Sunday, September 12, 2010


Ever since 1987, when I berated the cinematic fairy-tale spoof, "The Princess Bride," I've enacted the role of the eunuch in the harem, dispensing wisdom, accolades and brickbats to works that I could never write, conceive of or act in. Through the decades, I've shouted hallelujah when Great Lakes Theater Festival pulled off a plangent Plantagenet in some crisply wrought Shakespeare. I've also cried foul when a theater such as the Cleveland Play House skinned and embalmed "The Little Foxes." I'd like to think that over the decades I've solidified my reputation as somewhere between an Addison DeWitt purveyor of platinum bon mots and a gruff, theater-loving Fred Mertz throwing beer bottles at theatrical incarnations of his Ethel.

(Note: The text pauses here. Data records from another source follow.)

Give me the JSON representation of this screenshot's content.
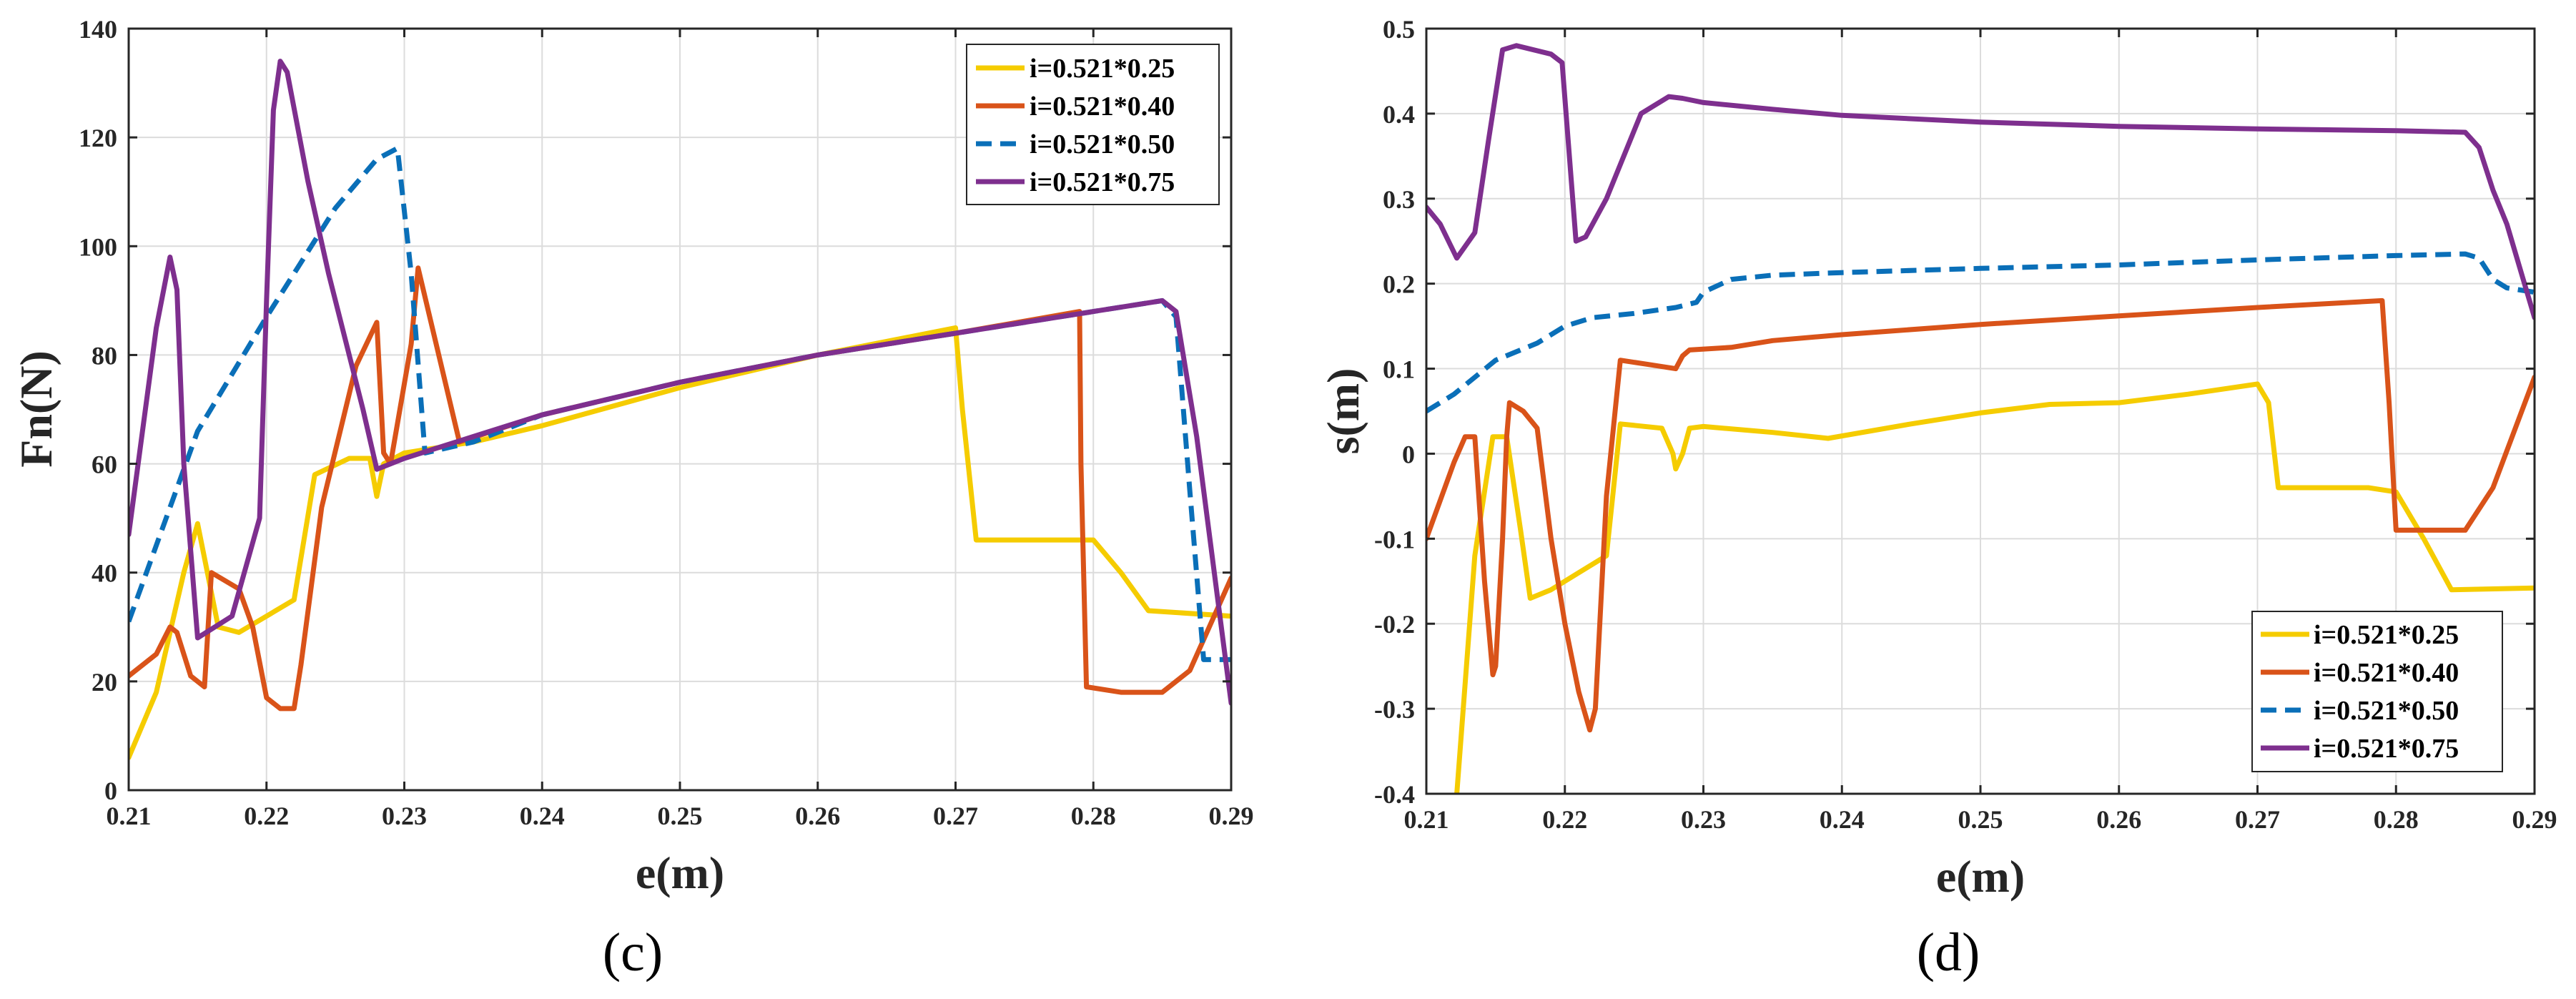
{
  "chart_data": [
    {
      "type": "line",
      "panel": "(c)",
      "title": "",
      "xlabel": "e(m)",
      "ylabel": "Fn(N)",
      "xlim": [
        0.21,
        0.29
      ],
      "ylim": [
        0,
        140
      ],
      "xticks": [
        0.21,
        0.22,
        0.23,
        0.24,
        0.25,
        0.26,
        0.27,
        0.28,
        0.29
      ],
      "xtick_labels": [
        "0.21",
        "0.22",
        "0.23",
        "0.24",
        "0.25",
        "0.26",
        "0.27",
        "0.28",
        "0.29"
      ],
      "yticks": [
        0,
        20,
        40,
        60,
        80,
        100,
        120,
        140
      ],
      "ytick_labels": [
        "0",
        "20",
        "40",
        "60",
        "80",
        "100",
        "120",
        "140"
      ],
      "grid": true,
      "legend_position": "top-right",
      "series": [
        {
          "name": "i=0.521*0.25",
          "color": "#f5cc00",
          "dash": "solid",
          "x": [
            0.21,
            0.212,
            0.214,
            0.215,
            0.2165,
            0.218,
            0.22,
            0.222,
            0.2235,
            0.226,
            0.2275,
            0.228,
            0.2285,
            0.23,
            0.235,
            0.24,
            0.25,
            0.26,
            0.27,
            0.2705,
            0.2715,
            0.275,
            0.278,
            0.28,
            0.282,
            0.284,
            0.29
          ],
          "y": [
            6,
            18,
            40,
            49,
            30,
            29,
            32,
            35,
            58,
            61,
            61,
            54,
            60,
            62,
            64,
            67,
            74,
            80,
            85,
            70,
            46,
            46,
            46,
            46,
            40,
            33,
            32
          ]
        },
        {
          "name": "i=0.521*0.40",
          "color": "#d95319",
          "dash": "solid",
          "x": [
            0.21,
            0.212,
            0.213,
            0.2135,
            0.2145,
            0.2155,
            0.216,
            0.218,
            0.219,
            0.22,
            0.221,
            0.222,
            0.2225,
            0.224,
            0.2265,
            0.228,
            0.2285,
            0.229,
            0.2305,
            0.231,
            0.2325,
            0.234,
            0.24,
            0.25,
            0.26,
            0.27,
            0.279,
            0.2791,
            0.2795,
            0.282,
            0.285,
            0.287,
            0.29
          ],
          "y": [
            21,
            25,
            30,
            29,
            21,
            19,
            40,
            37,
            30,
            17,
            15,
            15,
            23,
            52,
            78,
            86,
            62,
            60,
            82,
            96,
            80,
            64,
            69,
            75,
            80,
            84,
            88,
            60,
            19,
            18,
            18,
            22,
            39
          ]
        },
        {
          "name": "i=0.521*0.50",
          "color": "#0a6fb8",
          "dash": "dashed",
          "x": [
            0.21,
            0.212,
            0.215,
            0.22,
            0.225,
            0.228,
            0.2295,
            0.2305,
            0.2315,
            0.235,
            0.24,
            0.25,
            0.26,
            0.27,
            0.28,
            0.285,
            0.286,
            0.287,
            0.288,
            0.29
          ],
          "y": [
            31,
            45,
            66,
            87,
            107,
            116,
            118,
            95,
            62,
            64,
            69,
            75,
            80,
            84,
            88,
            90,
            87,
            55,
            24,
            24
          ]
        },
        {
          "name": "i=0.521*0.75",
          "color": "#7e2f8e",
          "dash": "solid",
          "x": [
            0.21,
            0.212,
            0.213,
            0.2135,
            0.214,
            0.215,
            0.2175,
            0.2195,
            0.22,
            0.2205,
            0.221,
            0.2215,
            0.223,
            0.2245,
            0.227,
            0.228,
            0.23,
            0.235,
            0.24,
            0.25,
            0.26,
            0.27,
            0.28,
            0.285,
            0.286,
            0.2875,
            0.29
          ],
          "y": [
            47,
            85,
            98,
            92,
            60,
            28,
            32,
            50,
            90,
            125,
            134,
            132,
            112,
            95,
            70,
            59,
            61,
            65,
            69,
            75,
            80,
            84,
            88,
            90,
            88,
            65,
            16
          ]
        }
      ]
    },
    {
      "type": "line",
      "panel": "(d)",
      "title": "",
      "xlabel": "e(m)",
      "ylabel": "s(m)",
      "xlim": [
        0.21,
        0.29
      ],
      "ylim": [
        -0.4,
        0.5
      ],
      "xticks": [
        0.21,
        0.22,
        0.23,
        0.24,
        0.25,
        0.26,
        0.27,
        0.28,
        0.29
      ],
      "xtick_labels": [
        "0.21",
        "0.22",
        "0.23",
        "0.24",
        "0.25",
        "0.26",
        "0.27",
        "0.28",
        "0.29"
      ],
      "yticks": [
        -0.4,
        -0.3,
        -0.2,
        -0.1,
        0,
        0.1,
        0.2,
        0.3,
        0.4,
        0.5
      ],
      "ytick_labels": [
        "-0.4",
        "-0.3",
        "-0.2",
        "-0.1",
        "0",
        "0.1",
        "0.2",
        "0.3",
        "0.4",
        "0.5"
      ],
      "grid": true,
      "legend_position": "bottom-right",
      "series": [
        {
          "name": "i=0.521*0.25",
          "color": "#f5cc00",
          "dash": "solid",
          "x": [
            0.2122,
            0.2135,
            0.2148,
            0.2158,
            0.2168,
            0.2175,
            0.219,
            0.221,
            0.223,
            0.224,
            0.227,
            0.2278,
            0.228,
            0.2285,
            0.229,
            0.23,
            0.235,
            0.239,
            0.245,
            0.25,
            0.255,
            0.26,
            0.265,
            0.27,
            0.2708,
            0.2715,
            0.275,
            0.278,
            0.28,
            0.282,
            0.284,
            0.29
          ],
          "y": [
            -0.4,
            -0.12,
            0.02,
            0.02,
            -0.09,
            -0.17,
            -0.16,
            -0.14,
            -0.12,
            0.035,
            0.03,
            0.0,
            -0.018,
            0.0,
            0.03,
            0.032,
            0.025,
            0.018,
            0.035,
            0.048,
            0.058,
            0.06,
            0.07,
            0.082,
            0.06,
            -0.04,
            -0.04,
            -0.04,
            -0.045,
            -0.1,
            -0.16,
            -0.158
          ]
        },
        {
          "name": "i=0.521*0.40",
          "color": "#d95319",
          "dash": "solid",
          "x": [
            0.21,
            0.212,
            0.2128,
            0.2135,
            0.2142,
            0.2148,
            0.215,
            0.2155,
            0.2158,
            0.216,
            0.217,
            0.218,
            0.219,
            0.22,
            0.221,
            0.2218,
            0.2222,
            0.223,
            0.224,
            0.226,
            0.228,
            0.2285,
            0.229,
            0.232,
            0.235,
            0.24,
            0.25,
            0.26,
            0.27,
            0.279,
            0.2795,
            0.28,
            0.282,
            0.285,
            0.287,
            0.29
          ],
          "y": [
            -0.1,
            -0.01,
            0.02,
            0.02,
            -0.15,
            -0.26,
            -0.25,
            -0.1,
            0.02,
            0.06,
            0.05,
            0.03,
            -0.1,
            -0.2,
            -0.28,
            -0.325,
            -0.3,
            -0.05,
            0.11,
            0.105,
            0.1,
            0.115,
            0.122,
            0.125,
            0.133,
            0.14,
            0.152,
            0.162,
            0.172,
            0.18,
            0.06,
            -0.09,
            -0.09,
            -0.09,
            -0.04,
            0.09
          ]
        },
        {
          "name": "i=0.521*0.50",
          "color": "#0a6fb8",
          "dash": "dashed",
          "x": [
            0.21,
            0.212,
            0.215,
            0.218,
            0.22,
            0.222,
            0.225,
            0.228,
            0.2295,
            0.23,
            0.232,
            0.235,
            0.24,
            0.25,
            0.26,
            0.27,
            0.28,
            0.285,
            0.286,
            0.287,
            0.288,
            0.29
          ],
          "y": [
            0.05,
            0.07,
            0.11,
            0.13,
            0.15,
            0.16,
            0.165,
            0.172,
            0.178,
            0.19,
            0.205,
            0.21,
            0.213,
            0.218,
            0.222,
            0.228,
            0.233,
            0.235,
            0.23,
            0.205,
            0.195,
            0.19
          ]
        },
        {
          "name": "i=0.521*0.75",
          "color": "#7e2f8e",
          "dash": "solid",
          "x": [
            0.21,
            0.211,
            0.2122,
            0.2135,
            0.2145,
            0.2155,
            0.2165,
            0.219,
            0.2198,
            0.2208,
            0.2215,
            0.223,
            0.2255,
            0.2275,
            0.2285,
            0.23,
            0.235,
            0.24,
            0.25,
            0.26,
            0.27,
            0.28,
            0.285,
            0.286,
            0.287,
            0.288,
            0.29
          ],
          "y": [
            0.29,
            0.27,
            0.23,
            0.26,
            0.37,
            0.475,
            0.48,
            0.47,
            0.46,
            0.25,
            0.255,
            0.3,
            0.4,
            0.42,
            0.418,
            0.413,
            0.405,
            0.398,
            0.39,
            0.385,
            0.382,
            0.38,
            0.378,
            0.36,
            0.31,
            0.27,
            0.16
          ]
        }
      ]
    }
  ]
}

Ironically, I have been sent to Siberia in two variations of the paper called Scene by the same road-company Stalin, sans the mustache or the power. Just when I was about to give up the hurlyburly of reviewing, the pleas of bedraggled actresses, delicatessen bathroom attendants, various relatives and desperate press agents called me back, like Dolly returning to the Harmonia Gardens.

I must enter a personal confession here: I had been shown how computers can crush human endeavors and lives. This truth had been amply drummed into my brain by such films as "The Desk Set," in which Katharine Hepburn and her office were threatened with extinction by a computer the size of a Buick, and "2001: A Space Odyssey," which showed us the insidious Hal leaving poor astronaut Gary Lockwood left floating lethally in space.

But to paraphrase Tevye, on the other hand, no more censorious editors butchering my copy to fit space; no more banishment of intoxicating reference, such as Oogie Pringle; and no more dumming down of colorful verbiage. Plus here is the opportunity to extend my range from local theater to other life-expanding enticements, including book, CD and DVD reviews and panagyrics to artists who deserve praise for the enrichment they've brought to this critic's life.

Above all, this would offer - in lieu of a paltry paycheck - the even more potent stimulation of ultimate ego gratification. Enjoy. 

(Barbra Streisand, as the other Dolly, arrives at the Harmonia Gardens.)